I'm gonna get on the don't sell it band wagon. Stuff like that happens, just a fact of life. You have to learn from the stupidness and not let it stop you from having fun. I wrecked my scrambler last spring, ended up in a ditch at 50mph. Totalled the wheeler, broke my collarbone, and I still don't remember about 9 hours of that day. The one "road cruise" I'd ever worn my helmet. Thank God I did. Lesson learned and now its almost always on my head. Was pretty timid when I finally got back on but happy I did.


----------



## ThaMule (Jan 26, 2010)

how much you want for the brute?


----------



## Guarino113 (Oct 3, 2009)

yeah dont sell it. some guy hit me on my bike at the drag strip. layed his bike down and knocked me off and sliding. i just fixed it and i was racing the next weekend. you think about it but you cant worry.


----------



## 70Chevelle (Nov 11, 2009)

Important thing is everyone is ok. About 4 years ago I came up over a hill going 55 (on my Prairie 300)slammed into the back of my buddy(who was at a dead stop in the middle of the road). He was fine, but I flipped, landed on my head, and my quad rolled on top of me. I thought as I hit the ground my neck was broke for sure. Luckily I was just sore and limpin for a while...But then I go out and by a Brute Force 750 that does 75mph!

I still think about what happened every time I ride...it just makes me that much safer when I ride.

Keep the Brute for a while at least...if you dump it right away you might regret it down the road. You can try adjusting the throttle stop so it will only go like 1/3 or 1/2 throttle...should make it a little less lethal!


----------



## tacoma_2002 (Jul 16, 2009)

Glad everything turned out the way they did. At the end of the day you can replace everything _except _someones life. I'm as guilty as anyone here doubling up, but if you absolutely HAVE to ride with a passenger...put um on the back not around the ATV's controls.


----------



## rhelms (Sep 18, 2009)

In my opinion everyone eventually has something happen, it's just a matter of time, and when it does you just have to learn from it. I was at my friends house one night after a ride and his 3 year old daughter wanted to go for a ride so I put her in front of me and took off down the road, in low gear doing about 5 mph. She didnt like that a bit and told me to go faster and when I wouldn't she hit the throttle for me.
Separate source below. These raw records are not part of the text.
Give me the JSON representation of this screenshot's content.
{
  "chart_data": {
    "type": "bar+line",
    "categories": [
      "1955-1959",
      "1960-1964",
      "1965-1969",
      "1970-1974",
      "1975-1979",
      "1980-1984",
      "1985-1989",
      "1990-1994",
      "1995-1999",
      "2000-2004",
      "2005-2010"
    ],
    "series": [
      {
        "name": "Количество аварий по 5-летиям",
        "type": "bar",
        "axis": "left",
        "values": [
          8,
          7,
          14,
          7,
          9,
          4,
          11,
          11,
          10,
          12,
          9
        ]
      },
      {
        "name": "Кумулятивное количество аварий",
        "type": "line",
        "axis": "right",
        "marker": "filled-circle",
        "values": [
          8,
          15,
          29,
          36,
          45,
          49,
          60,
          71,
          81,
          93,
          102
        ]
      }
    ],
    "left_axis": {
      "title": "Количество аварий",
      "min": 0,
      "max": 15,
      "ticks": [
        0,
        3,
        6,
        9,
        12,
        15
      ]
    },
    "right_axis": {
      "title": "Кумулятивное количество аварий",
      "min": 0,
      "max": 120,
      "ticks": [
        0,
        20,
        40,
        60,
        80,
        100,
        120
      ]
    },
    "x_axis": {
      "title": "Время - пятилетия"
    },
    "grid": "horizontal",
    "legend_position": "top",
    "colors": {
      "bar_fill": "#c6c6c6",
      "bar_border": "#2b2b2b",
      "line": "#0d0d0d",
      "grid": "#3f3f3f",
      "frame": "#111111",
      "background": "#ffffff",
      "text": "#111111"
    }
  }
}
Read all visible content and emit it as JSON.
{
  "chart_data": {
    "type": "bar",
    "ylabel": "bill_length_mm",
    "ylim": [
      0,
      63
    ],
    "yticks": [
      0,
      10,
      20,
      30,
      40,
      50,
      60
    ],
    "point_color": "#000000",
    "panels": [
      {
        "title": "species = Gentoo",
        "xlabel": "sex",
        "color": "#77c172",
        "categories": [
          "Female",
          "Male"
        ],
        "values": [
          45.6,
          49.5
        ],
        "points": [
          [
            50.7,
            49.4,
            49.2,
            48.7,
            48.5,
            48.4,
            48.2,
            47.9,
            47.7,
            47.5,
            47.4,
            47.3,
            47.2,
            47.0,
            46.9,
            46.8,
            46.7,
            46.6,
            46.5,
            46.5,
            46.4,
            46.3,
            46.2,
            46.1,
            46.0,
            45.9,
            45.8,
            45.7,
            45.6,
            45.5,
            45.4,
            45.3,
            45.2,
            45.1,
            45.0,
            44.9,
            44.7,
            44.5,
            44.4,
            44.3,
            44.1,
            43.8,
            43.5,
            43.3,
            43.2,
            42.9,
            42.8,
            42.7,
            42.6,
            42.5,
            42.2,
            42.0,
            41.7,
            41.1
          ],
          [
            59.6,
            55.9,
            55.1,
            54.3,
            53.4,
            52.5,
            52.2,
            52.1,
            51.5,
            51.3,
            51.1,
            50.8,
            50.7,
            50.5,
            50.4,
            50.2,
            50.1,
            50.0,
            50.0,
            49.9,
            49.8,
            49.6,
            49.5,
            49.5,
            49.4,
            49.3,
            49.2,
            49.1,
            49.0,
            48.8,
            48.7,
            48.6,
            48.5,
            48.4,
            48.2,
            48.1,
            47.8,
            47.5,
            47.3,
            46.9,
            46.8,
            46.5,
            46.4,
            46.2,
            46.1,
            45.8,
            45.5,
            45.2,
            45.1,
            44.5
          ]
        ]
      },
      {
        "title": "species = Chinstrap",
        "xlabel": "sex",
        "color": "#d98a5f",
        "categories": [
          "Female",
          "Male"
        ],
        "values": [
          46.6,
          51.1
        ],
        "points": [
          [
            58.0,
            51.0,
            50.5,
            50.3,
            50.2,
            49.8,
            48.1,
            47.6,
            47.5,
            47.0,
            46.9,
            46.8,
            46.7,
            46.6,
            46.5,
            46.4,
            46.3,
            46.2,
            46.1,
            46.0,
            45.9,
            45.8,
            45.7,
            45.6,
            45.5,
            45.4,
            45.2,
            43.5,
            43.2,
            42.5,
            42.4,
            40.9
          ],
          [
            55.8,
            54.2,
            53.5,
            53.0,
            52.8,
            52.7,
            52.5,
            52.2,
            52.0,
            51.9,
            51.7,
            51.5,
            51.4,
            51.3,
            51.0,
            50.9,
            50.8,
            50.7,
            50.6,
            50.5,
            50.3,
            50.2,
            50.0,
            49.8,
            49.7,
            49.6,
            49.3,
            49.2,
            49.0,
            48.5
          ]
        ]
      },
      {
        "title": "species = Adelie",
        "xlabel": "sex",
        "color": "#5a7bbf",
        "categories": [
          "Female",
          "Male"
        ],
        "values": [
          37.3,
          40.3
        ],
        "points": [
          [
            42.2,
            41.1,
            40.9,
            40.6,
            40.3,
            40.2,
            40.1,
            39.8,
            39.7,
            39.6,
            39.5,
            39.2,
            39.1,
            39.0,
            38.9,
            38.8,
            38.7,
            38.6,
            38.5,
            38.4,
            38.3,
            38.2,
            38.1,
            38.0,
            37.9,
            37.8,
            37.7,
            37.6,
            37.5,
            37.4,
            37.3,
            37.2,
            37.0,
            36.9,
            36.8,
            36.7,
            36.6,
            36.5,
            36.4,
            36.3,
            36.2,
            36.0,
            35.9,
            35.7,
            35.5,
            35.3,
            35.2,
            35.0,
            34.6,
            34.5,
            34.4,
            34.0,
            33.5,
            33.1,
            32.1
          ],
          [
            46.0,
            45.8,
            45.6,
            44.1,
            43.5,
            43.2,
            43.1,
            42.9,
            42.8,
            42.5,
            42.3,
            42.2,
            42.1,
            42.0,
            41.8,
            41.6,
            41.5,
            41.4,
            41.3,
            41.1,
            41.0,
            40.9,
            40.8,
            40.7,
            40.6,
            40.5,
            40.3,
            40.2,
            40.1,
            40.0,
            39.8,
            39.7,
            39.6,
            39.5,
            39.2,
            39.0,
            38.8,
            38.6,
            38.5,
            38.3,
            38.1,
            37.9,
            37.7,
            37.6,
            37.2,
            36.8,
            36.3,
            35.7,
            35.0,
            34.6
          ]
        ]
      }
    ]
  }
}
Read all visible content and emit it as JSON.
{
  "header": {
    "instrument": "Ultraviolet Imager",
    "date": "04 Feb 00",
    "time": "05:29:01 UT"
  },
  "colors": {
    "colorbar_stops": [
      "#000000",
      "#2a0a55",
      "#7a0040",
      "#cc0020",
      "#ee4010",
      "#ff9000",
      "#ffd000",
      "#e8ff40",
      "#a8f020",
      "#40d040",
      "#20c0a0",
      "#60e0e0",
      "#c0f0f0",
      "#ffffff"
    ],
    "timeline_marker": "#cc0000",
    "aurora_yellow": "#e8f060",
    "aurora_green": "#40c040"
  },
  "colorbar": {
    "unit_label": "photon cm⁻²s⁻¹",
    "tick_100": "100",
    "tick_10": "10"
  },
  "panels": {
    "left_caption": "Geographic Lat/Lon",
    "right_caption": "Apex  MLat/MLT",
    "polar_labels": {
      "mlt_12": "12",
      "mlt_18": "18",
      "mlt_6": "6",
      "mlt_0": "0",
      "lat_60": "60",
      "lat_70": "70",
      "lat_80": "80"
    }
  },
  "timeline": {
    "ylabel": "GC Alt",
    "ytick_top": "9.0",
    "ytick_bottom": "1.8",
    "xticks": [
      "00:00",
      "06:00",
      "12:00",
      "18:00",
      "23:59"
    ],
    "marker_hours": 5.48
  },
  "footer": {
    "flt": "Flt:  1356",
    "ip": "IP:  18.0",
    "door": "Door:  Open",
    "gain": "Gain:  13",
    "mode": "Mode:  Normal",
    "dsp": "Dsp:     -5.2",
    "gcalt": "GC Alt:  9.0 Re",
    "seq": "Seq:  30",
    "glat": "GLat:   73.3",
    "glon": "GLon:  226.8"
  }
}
Scared the HELL out of both of us, luckily the only thing that happened was I learned a lesson. NOTHING BETWEEN THE DRIVER AND THE CONTROLS. You live you learn.


----------



## mystical_ice (Nov 19, 2009)

yeah this was 100% my fault, but it will never happen again


----------



## tacoma_2002 (Jul 16, 2009)

Just take it as a "lesson learned". Respect is the number one thing any person should have for any ATV...especially a BB like a brute. I myself sometimes find it hard to "respect" mine, but I usually get reminded pretty quickly .


----------



## Unclebill (Sep 4, 2009)

What does not kill you make you stronger and wiser


----------



## brandon1566 (Jan 17, 2010)

The wheel is probably leaning because the frame is bent, My friend has a brute with 32's on it, he hit a hole real hard and it cambered his wheel in. on the top part of the frame where the upper A arm meets its a thin tab deal that holds the A Arm, thats what bent on his. He pulled it and welded a brace on his and its been fine wheel straightend up.


----------